Bien que notre Cour n’ait eu que peu d’occasions d'examiner l'application des règles concernant la radiation d'une déclaration, elle a toutefois toujours confirmé le critère des cas « évidents et manifestes ». Le juge Estey, s'exprimant au nom de la Cour dans l'arrêt Procureur général du Canada c. Inuit Tapirisat of Canada, [1980] 2 R.C.S. 735, affirme, à la p. 740 :

 

Comme je l'ai dit, il faut tenir tous les faits allégués dans la déclaration pour avérés. Sur une requête comme celle-ci, un tribunal doit rejeter l'action ou radier une déclaration du demandeur seulement dans les cas évidents et lorsqu'il est convaincu qu'il s'agit d'un cas « au-delà de tout doute » : Ross v. Scottish Union and National Insurance Co.

 

J'ai eu l'occasion de confirmer cette affirmation dans l'arrêt Operation Dismantle Inc. c. La Reine, [1985] 1 R.C.S. 441. Aux pages 486 et 487, j'ai présenté le résumé suivant du droit dans ce domaine (auquel les autres membres de la Cour ont souscrit) :

 

Le droit donc paraît clair. Les faits articulés doivent être considérés comme démontrés. Alors, la question est de savoir s'ils révèlent une cause raisonnable d'action, c.-à-d. une cause d'action « qui a quelques chances de succès » (Drummond-Jackson v.
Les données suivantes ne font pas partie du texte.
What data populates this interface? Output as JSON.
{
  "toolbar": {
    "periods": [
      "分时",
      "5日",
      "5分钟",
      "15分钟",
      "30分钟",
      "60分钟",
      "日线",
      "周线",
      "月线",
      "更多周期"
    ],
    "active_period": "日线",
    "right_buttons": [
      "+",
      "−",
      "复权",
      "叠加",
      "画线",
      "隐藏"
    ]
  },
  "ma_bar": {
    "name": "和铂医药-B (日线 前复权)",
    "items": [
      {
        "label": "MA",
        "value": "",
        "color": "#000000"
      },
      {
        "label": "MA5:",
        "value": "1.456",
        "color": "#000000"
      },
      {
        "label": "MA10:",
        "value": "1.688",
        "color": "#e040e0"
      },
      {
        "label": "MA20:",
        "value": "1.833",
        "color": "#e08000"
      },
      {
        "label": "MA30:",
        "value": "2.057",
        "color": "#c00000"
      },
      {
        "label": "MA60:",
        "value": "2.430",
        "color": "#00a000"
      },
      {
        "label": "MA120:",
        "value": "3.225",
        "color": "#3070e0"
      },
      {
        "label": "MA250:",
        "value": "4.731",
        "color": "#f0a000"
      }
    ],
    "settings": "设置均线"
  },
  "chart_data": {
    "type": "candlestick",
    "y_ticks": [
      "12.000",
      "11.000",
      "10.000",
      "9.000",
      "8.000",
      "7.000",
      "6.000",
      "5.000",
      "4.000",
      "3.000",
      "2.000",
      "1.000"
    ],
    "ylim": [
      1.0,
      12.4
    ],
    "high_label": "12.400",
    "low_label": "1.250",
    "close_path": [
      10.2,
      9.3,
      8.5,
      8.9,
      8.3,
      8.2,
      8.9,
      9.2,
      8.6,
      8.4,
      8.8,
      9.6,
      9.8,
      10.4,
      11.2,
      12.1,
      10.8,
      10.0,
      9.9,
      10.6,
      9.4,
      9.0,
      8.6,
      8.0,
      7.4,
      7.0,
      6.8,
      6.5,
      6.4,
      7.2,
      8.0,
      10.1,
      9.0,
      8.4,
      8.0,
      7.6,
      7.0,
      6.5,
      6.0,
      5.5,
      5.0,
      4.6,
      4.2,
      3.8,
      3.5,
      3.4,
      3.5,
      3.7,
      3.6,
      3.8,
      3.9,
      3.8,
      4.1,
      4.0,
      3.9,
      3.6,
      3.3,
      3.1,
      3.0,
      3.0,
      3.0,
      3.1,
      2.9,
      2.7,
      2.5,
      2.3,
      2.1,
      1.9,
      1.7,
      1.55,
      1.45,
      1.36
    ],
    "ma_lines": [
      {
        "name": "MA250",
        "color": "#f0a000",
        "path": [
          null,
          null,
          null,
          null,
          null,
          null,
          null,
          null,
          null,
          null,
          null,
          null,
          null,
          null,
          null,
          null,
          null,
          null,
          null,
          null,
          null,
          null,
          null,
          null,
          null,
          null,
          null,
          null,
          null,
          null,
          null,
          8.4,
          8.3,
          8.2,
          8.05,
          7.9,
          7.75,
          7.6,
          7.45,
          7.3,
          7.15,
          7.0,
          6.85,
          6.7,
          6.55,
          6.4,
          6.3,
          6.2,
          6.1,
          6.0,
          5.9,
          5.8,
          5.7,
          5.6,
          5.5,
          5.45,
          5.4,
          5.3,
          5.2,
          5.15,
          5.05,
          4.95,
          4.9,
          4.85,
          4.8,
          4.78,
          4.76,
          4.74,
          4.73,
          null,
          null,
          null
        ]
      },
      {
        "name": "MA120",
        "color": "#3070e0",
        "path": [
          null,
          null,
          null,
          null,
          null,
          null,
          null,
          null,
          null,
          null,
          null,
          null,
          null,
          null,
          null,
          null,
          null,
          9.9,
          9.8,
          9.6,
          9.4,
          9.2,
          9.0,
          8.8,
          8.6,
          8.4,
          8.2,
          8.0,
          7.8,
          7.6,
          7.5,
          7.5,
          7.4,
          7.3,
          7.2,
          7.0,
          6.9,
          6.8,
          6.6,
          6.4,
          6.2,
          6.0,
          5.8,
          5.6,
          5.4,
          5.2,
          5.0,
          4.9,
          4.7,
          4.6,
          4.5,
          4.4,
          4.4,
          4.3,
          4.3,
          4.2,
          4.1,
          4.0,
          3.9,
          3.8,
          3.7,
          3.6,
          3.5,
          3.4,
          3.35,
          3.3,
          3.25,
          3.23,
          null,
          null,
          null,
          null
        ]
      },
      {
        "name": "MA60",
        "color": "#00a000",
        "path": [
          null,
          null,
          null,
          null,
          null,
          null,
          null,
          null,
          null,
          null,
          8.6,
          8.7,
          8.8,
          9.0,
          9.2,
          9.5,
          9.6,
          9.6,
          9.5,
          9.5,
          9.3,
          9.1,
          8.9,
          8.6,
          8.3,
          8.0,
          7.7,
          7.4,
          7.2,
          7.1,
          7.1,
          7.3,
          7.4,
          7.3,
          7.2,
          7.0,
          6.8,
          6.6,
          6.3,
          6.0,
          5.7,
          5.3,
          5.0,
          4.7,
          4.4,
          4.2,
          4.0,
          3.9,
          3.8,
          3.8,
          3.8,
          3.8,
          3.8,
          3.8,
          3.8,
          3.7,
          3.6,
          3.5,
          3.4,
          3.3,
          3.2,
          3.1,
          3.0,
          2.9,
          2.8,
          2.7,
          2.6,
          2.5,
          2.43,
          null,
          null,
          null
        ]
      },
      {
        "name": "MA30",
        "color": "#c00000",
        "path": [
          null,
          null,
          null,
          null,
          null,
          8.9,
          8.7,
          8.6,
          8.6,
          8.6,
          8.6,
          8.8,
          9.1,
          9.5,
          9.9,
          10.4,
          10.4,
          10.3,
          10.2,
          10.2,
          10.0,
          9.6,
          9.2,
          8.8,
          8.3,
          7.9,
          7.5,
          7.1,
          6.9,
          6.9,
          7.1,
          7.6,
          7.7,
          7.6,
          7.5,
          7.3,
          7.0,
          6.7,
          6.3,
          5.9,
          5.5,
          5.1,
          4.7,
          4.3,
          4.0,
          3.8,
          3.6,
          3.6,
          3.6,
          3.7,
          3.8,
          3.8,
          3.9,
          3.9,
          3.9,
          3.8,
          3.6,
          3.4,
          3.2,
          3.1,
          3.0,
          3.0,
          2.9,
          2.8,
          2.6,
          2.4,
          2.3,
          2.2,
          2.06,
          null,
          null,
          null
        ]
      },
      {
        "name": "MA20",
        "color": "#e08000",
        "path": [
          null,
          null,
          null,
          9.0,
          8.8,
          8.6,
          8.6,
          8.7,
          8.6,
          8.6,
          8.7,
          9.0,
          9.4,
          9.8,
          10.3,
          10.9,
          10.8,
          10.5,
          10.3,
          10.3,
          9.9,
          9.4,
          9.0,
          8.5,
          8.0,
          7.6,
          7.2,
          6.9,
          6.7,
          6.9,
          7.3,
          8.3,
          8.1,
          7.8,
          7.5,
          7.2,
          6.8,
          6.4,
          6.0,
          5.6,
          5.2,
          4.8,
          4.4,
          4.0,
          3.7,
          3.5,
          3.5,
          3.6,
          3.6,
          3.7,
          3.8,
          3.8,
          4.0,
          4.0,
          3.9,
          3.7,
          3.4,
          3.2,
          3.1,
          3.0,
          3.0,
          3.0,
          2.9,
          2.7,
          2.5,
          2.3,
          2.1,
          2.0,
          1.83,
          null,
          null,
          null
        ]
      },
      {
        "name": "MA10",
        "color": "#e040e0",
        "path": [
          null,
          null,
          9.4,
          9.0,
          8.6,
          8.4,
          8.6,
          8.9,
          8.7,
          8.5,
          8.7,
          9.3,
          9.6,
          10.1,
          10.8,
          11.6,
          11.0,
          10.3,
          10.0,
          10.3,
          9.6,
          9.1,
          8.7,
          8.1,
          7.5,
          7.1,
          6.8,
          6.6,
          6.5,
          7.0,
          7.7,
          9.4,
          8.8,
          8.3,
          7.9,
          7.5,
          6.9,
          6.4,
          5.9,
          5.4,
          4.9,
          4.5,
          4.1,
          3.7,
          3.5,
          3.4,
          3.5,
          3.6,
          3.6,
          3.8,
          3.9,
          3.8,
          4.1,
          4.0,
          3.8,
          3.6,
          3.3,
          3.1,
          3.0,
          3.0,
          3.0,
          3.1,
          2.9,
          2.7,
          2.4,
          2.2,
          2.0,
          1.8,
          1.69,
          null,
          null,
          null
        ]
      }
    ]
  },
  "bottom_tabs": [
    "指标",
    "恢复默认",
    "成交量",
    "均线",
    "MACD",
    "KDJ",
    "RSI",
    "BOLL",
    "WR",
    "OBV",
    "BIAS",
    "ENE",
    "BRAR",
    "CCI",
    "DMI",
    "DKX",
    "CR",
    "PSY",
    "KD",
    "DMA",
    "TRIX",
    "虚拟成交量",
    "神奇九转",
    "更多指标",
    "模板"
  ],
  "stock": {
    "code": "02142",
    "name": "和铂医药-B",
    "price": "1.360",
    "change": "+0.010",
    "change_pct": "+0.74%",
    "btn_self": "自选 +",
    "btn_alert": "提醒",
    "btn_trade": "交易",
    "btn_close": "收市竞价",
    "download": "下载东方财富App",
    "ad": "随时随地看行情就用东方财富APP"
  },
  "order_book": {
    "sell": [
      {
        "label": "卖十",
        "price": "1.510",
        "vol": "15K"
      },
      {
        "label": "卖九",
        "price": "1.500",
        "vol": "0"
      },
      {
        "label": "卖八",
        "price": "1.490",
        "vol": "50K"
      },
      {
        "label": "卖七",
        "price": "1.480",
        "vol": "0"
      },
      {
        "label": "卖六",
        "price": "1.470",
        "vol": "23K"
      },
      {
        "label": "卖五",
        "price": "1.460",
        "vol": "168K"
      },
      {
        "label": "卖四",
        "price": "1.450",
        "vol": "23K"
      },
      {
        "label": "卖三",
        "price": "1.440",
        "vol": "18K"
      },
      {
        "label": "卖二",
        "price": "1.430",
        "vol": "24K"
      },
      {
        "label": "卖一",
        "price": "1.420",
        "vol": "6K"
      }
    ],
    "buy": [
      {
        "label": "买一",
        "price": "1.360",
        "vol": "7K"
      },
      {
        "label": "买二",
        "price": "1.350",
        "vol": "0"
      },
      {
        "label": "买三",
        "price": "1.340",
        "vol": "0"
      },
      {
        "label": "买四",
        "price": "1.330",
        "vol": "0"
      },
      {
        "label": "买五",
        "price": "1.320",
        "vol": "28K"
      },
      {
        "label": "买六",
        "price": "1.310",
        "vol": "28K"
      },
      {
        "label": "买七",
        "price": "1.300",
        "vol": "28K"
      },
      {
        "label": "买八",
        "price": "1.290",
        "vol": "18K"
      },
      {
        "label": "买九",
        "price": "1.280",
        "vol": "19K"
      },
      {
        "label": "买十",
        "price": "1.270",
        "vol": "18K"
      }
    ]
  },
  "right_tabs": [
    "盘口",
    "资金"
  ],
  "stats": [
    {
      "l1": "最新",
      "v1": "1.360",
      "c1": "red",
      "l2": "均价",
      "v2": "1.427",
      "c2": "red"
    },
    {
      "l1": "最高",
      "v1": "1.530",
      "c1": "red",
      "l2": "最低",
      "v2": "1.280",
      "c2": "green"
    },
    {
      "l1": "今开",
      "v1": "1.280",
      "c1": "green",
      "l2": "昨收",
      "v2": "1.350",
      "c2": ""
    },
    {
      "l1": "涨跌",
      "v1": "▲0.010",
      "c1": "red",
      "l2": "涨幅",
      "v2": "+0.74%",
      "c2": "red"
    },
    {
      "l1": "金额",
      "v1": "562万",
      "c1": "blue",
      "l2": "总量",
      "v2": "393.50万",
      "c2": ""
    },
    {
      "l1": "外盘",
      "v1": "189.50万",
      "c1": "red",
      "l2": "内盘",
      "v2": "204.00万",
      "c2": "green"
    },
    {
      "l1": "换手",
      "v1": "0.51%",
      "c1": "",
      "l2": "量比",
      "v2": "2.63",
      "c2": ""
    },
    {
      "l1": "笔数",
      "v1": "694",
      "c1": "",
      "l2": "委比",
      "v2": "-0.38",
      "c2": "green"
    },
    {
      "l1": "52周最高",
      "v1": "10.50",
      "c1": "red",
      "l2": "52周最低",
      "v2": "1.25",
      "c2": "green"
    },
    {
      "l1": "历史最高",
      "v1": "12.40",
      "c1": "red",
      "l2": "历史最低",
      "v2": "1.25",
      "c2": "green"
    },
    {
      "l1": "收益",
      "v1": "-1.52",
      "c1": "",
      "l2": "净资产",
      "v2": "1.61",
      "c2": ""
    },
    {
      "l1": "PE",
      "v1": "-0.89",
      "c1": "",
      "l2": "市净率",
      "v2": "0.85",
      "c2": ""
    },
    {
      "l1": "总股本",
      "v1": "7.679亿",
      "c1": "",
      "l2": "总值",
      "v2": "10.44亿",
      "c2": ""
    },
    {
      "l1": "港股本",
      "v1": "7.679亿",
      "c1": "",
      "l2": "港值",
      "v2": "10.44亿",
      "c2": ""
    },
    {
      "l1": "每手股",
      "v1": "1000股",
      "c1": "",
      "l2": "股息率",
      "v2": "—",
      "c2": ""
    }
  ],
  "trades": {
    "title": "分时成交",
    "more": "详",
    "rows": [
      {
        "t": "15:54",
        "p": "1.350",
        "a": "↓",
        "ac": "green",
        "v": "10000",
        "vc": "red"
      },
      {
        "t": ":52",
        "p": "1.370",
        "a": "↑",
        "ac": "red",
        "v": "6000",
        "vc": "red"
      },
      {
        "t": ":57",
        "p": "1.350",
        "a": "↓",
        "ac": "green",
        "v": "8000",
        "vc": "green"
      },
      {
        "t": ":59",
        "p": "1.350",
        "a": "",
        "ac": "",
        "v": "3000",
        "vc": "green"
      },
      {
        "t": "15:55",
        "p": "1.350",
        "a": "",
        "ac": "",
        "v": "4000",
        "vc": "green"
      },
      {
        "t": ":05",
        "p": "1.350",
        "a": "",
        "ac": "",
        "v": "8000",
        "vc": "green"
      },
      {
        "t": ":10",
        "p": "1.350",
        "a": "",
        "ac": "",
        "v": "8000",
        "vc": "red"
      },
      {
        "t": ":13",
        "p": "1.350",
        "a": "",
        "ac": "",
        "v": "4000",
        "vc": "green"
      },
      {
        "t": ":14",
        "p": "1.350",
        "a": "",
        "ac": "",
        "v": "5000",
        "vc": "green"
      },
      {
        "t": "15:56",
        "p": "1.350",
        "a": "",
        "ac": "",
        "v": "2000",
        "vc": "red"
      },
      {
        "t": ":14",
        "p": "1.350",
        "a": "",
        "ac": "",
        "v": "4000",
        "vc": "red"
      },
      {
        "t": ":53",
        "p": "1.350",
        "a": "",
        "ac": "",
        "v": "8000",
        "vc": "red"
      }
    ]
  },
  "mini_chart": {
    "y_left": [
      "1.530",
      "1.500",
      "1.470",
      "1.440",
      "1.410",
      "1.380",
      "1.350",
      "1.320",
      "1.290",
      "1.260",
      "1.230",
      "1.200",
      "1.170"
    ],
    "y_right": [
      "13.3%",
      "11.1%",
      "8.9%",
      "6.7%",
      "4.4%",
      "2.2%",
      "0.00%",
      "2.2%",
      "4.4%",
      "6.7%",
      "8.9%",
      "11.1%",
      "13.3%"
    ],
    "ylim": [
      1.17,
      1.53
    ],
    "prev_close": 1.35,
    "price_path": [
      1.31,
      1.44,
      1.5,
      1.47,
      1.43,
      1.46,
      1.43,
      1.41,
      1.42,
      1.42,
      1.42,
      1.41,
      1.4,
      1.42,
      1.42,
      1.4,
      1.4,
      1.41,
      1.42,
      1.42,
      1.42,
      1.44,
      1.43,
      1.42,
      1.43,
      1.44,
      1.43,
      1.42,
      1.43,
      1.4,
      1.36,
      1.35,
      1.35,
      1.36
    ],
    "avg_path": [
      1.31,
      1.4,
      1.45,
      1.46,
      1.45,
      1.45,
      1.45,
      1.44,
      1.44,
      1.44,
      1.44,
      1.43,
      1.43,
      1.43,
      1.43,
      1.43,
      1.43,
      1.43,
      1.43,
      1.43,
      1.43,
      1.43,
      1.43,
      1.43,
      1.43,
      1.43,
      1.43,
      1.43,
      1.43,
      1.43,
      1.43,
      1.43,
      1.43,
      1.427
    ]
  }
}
British Medical Association, [1970] 1 All E.R. 1094) ou, comme dit le juge Le Dain dans l'arrêt Dowson c. Gouvernement du Canada (1981), 37 N.R. 127 (C.A.F.), à la p. 138, est-il « évident et manifeste que l'action ne saurait aboutir »?

 

Et, à la p. 477, j'ai fait remarquer :

 

Il semble donc qu'en règle générale les tribunaux hésitent à radier une déclaration pour le motif qu'elle ne révèle aucune cause raisonnable d'action. La nécessité d'un débat pour arriver à une conclusion sur ce point préliminaire n'est pas un élément décisif et la nouveauté de la cause d'action ne joue pas contre les demandeurs. [Je souligne.]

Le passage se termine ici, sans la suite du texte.